Tuesday 16 December 2014

Understanding DFS replication processes and what to do if it stops working

First of all, a quick introduction to Microsoft's DFSR - DFSR was introduced in Windows 2003 R2 and is the mechanism used to replicate files between servers.  This is especially useful when you are using DFS namespaces to publish file shares as you want all possible targets in DFS to have the same files on them.  If you're now lost, you should probably go and read up on DFS concepts on Microsoft's sites.

Now on to the nuts and bolts of how the DFS Replication service works.

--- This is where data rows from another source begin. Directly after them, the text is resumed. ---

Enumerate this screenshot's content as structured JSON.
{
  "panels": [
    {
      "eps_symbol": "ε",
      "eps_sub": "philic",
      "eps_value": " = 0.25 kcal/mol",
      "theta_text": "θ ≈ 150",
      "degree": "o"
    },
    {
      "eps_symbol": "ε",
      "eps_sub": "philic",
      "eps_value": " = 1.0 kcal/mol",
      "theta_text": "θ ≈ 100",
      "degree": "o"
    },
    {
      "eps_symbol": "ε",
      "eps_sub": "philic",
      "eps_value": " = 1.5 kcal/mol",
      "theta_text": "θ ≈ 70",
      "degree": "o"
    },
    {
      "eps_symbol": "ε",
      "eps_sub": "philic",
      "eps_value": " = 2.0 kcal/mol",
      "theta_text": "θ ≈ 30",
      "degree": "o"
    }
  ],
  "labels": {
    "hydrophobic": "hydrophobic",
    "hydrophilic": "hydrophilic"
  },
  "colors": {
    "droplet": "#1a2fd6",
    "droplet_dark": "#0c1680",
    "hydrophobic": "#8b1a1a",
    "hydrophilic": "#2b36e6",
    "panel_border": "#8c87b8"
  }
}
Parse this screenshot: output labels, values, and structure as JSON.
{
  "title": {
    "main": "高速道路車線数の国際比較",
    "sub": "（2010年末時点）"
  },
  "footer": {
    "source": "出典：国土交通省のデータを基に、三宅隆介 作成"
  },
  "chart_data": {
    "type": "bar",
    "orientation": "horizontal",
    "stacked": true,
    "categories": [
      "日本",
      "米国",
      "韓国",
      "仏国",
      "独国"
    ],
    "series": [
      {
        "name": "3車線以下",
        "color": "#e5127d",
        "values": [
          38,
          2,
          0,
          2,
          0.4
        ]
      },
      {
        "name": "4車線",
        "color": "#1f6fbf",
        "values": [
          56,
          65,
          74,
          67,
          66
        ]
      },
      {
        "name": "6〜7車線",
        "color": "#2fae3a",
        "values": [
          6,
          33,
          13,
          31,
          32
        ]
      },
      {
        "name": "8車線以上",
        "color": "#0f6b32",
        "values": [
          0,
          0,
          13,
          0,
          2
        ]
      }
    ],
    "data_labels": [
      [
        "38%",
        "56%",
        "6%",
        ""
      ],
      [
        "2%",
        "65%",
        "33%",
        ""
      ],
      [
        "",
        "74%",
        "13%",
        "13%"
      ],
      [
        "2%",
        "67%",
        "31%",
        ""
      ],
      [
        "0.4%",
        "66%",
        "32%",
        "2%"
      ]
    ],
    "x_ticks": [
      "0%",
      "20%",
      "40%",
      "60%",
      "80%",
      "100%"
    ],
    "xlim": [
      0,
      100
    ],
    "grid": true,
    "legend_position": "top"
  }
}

The DFS Replication service maintains a database of filenames, paths and hashes in the system volume information\DFSR folder.  It also holds a copy of the database in memory when it's running.  There is only a single database *per drive letter*.  Do not mess with this!

DFSRPrivate is a symlink in each folder configured for replication which points to the DFSR database.
When the first member is added to a replication group, it’s designated primary and builds it’s database of file hashes.
During the build process it is marked as primary (check with dfsradmin membership list /RgName:xxxxx /Attr:MemName,RfName,IsPrimary where xxxxx is your replication group name - use the full path including the fqdn if present)
Once the database build is complete, the primary flag goes away and an Event 4112 is logged in the event log.  Also the replication state changes to 4.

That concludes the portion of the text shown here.